A novel vitamin K derived anticoagulant tolerant to genetic variations of vitamin K epoxide reductase

• Published in: Journal of thrombosis and haemostasis Vol. 19; no. 3; pp. 689 - 700
• Main Authors: Chen, Xuejie, Liu, Yizhou, Furukawa, Natsuko, Jin, Da‐Yun, Paul Savage, G., Stafford, Darrel W., Suhara, Yoshitomo, Williams, Craig M., Tie, Jian‐Ke
• Format: Journal Article
• Language: English
• Published: England Elsevier Limited 01.03.2021
• Subjects: Animals; Antagonists; Anticoagulants; Blood Coagulation; Carboxylation; Clotting; coagulation factors carboxylation; cyclooctatetraene; Dosage; Enzymes; Genetic diversity; oral anticoagulant; Thromboembolism; Vitamin K; Vitamin K 1; vitamin K antagonist; vitamin K epoxide reductase; Vitamin K Epoxide Reductases - genetics; Warfarin; coagulation factors carboxylation; cyclooctatetraene; oral anticoagulant; vitamin K epoxide reductase; vitamin K antagonist
• ISSN: 1538-7933; 1538-7836; 1538-7836
• DOI: 10.1111/jth.15209

Background Vitamin K antagonists (VKAs), such as warfarin, have remained the cornerstone of oral anticoagulation therapy in the prevention and treatment of thromboembolism for more than half a century.
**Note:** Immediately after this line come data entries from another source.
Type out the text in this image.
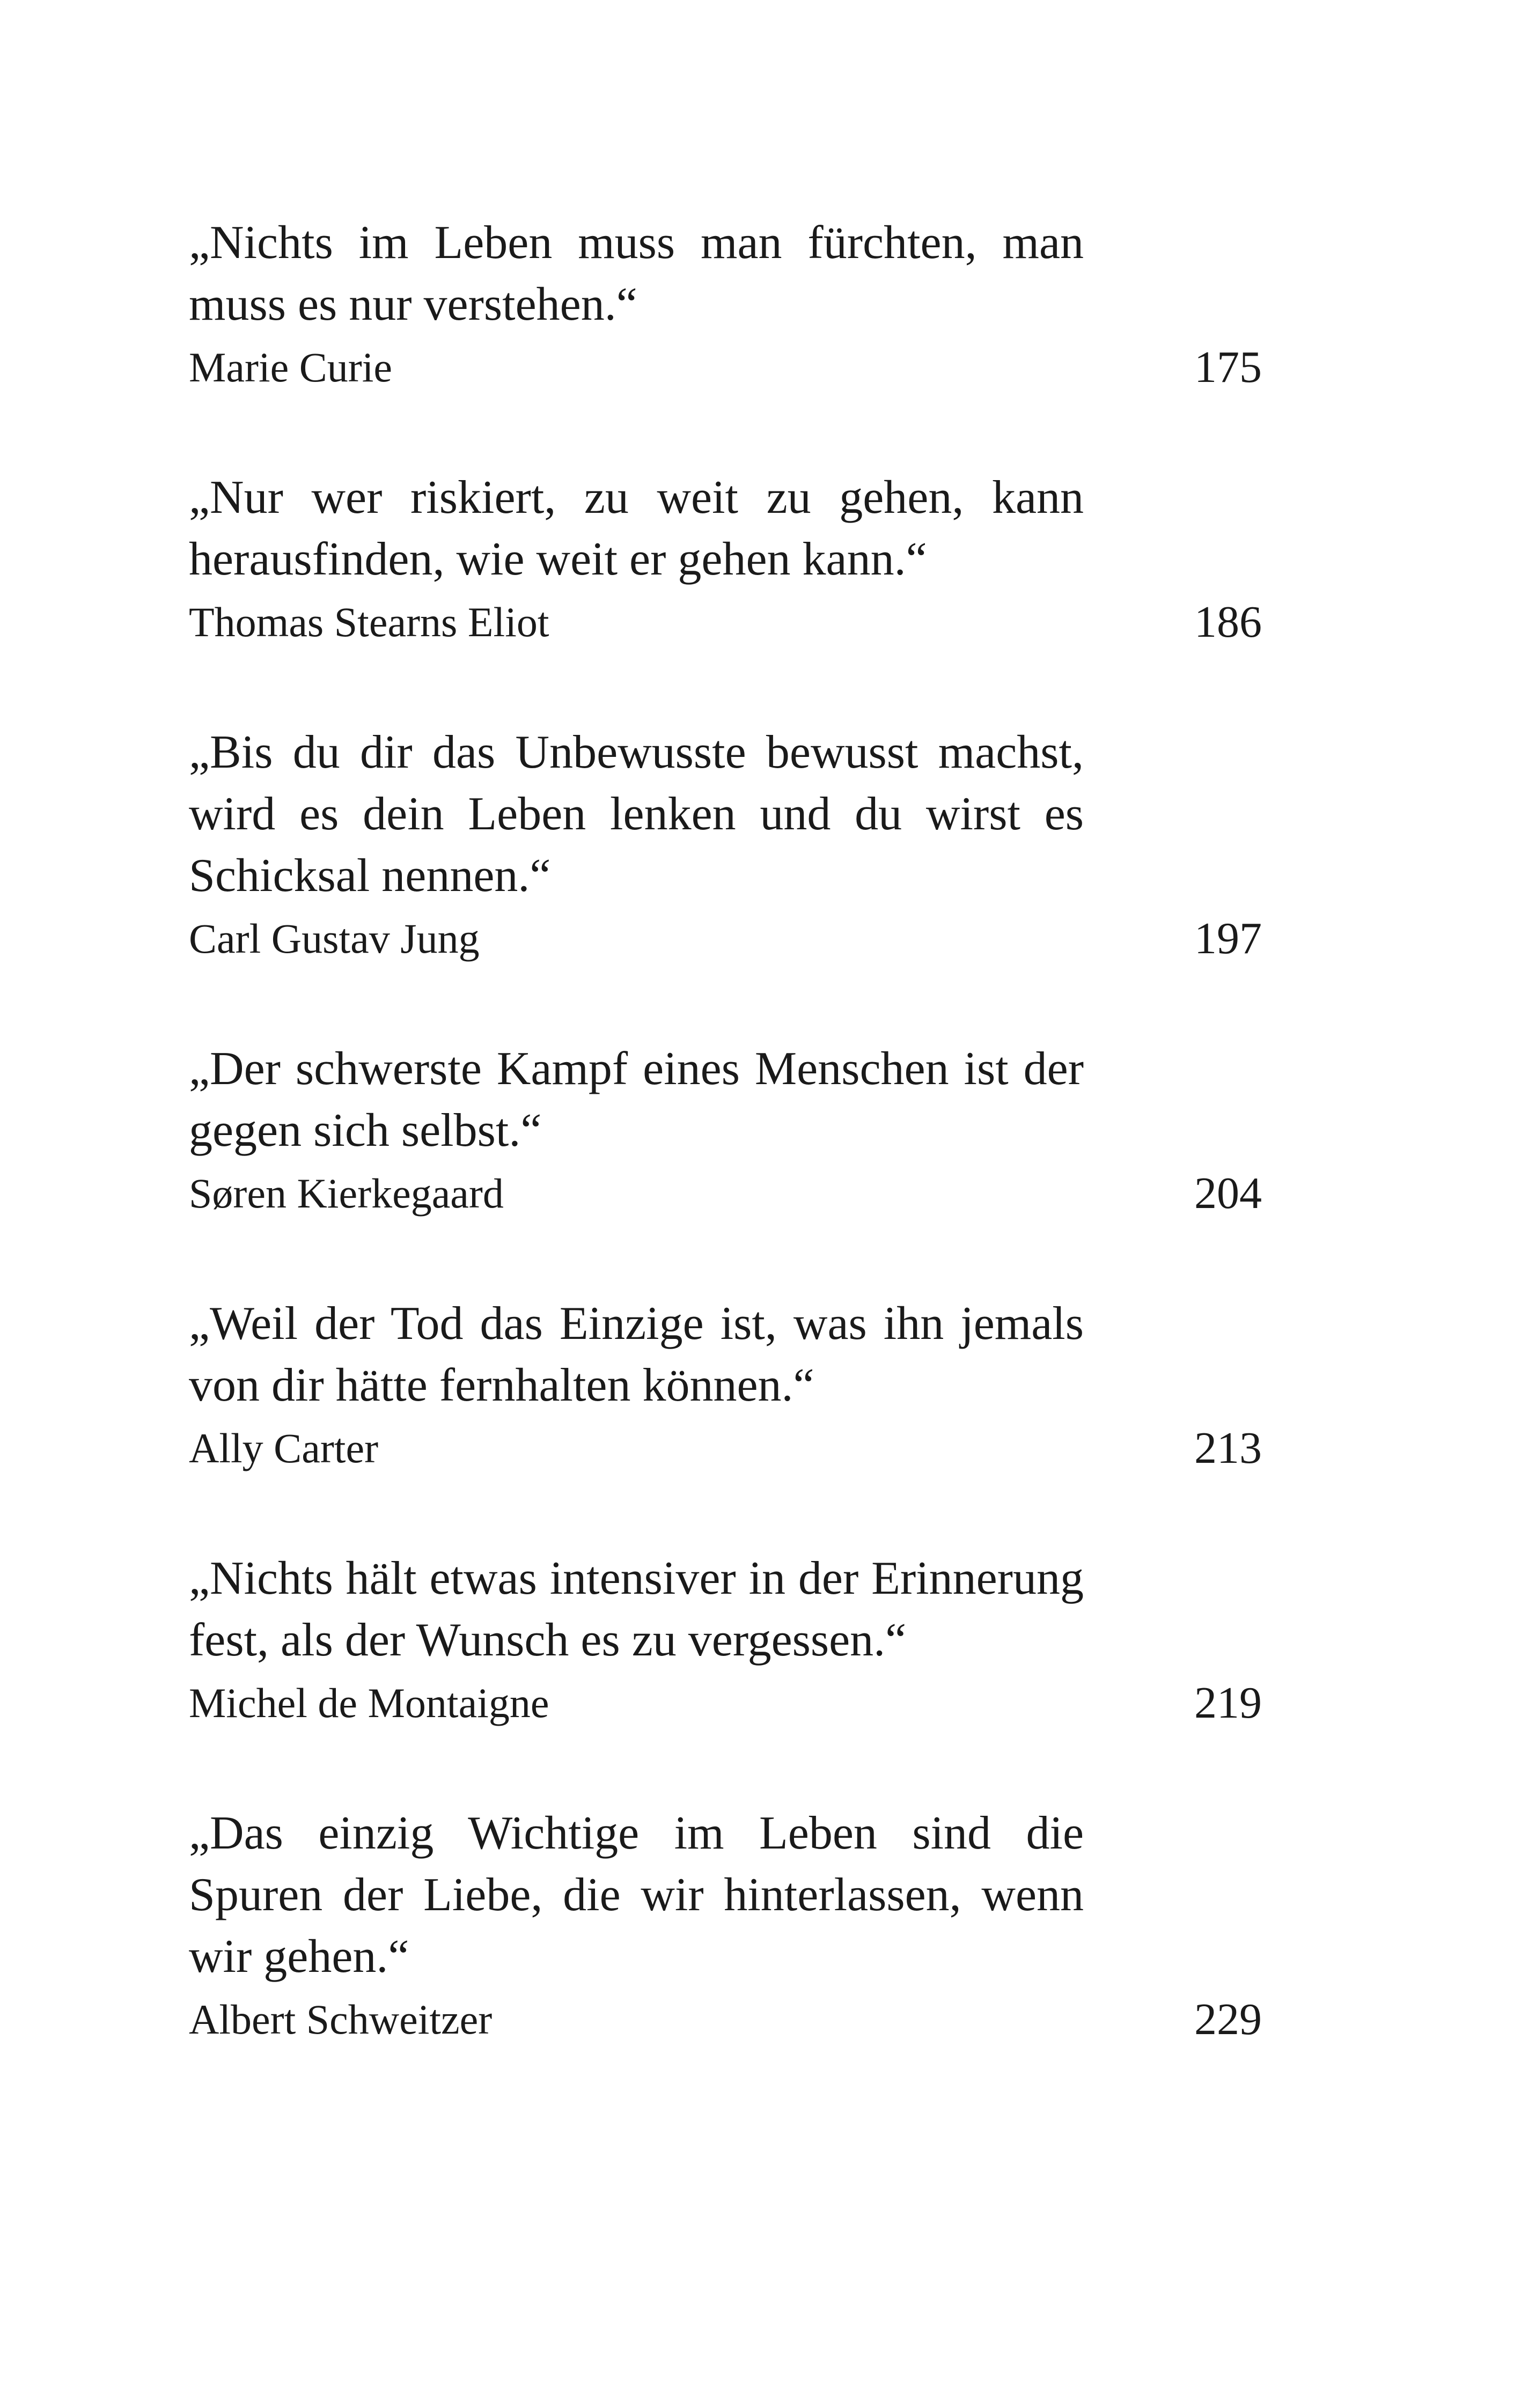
„Nichts im Leben muss man fürchten, man muss es nur verstehen.“

Marie Curie	175

„Nur wer riskiert, zu weit zu gehen, kann herausfinden, wie weit er gehen kann.“

Thomas Stearns Eliot	186

„Bis du dir das Unbewusste bewusst machst, wird es dein Leben lenken und du wirst es Schicksal nennen.“

Carl Gustav Jung	197

„Der schwerste Kampf eines Menschen ist der gegen sich selbst.“

Søren Kierkegaard	204

„Weil der Tod das Einzige ist, was ihn jemals von dir hätte fernhalten können.“

Ally Carter	213

„Nichts hält etwas intensiver in der Erinnerung fest, als der Wunsch es zu vergessen.“

Michel de Montaigne	219

„Das einzig Wichtige im Leben sind die Spuren der Liebe, die wir hinterlassen, wenn wir gehen.“

Albert Schweitzer	229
They function by impairing the biosynthesis of vitamin K‐dependent (VKD) clotting factors through the inhibition of vitamin K epoxide reductase (VKOR). The challenge of VKAs therapy is their narrow therapeutic index and highly variable dosing requirements, which are partially the result of genetic variations of VKOR. Objectives The goal of this study was to search for an improved VKA that is tolerant to the genetic variations of its target enzyme. Methods A series of vitamin K derivatives with benzyl and related side‐chain substitutions at the 3‐position of 1,4‐naphthoquinone were synthesized. The role of these compounds in VKD carboxylation was evaluated by mammalian cell‐based assays and conventional in vitro activity assays. Results Our results showed that replacing the phytyl side‐chain with a methylene cyclooctatetraene (COT) moiety at the 3‐position of vitamin K1 converted it from a substrate to an inhibitor for VKD carboxylation. Strikingly, this COT‐vitamin K derivative displayed a similar inhibition potency in warfarin‐resistant VKOR mutations whose warfarin resistance varied more than 400‐fold. Further characterization of COT‐vitamin K for the inhibition of VKD carboxylation suggested that this compound targets multiple enzymes in the vitamin K redox cycle. Importantly, the anticoagulation effect of COT‐vitamin K can be rescued with high doses of vitamin K1. Conclusion We discovered a vitamin K analogue that functions as a VKA and is tolerant to genetic variations in the target enzyme.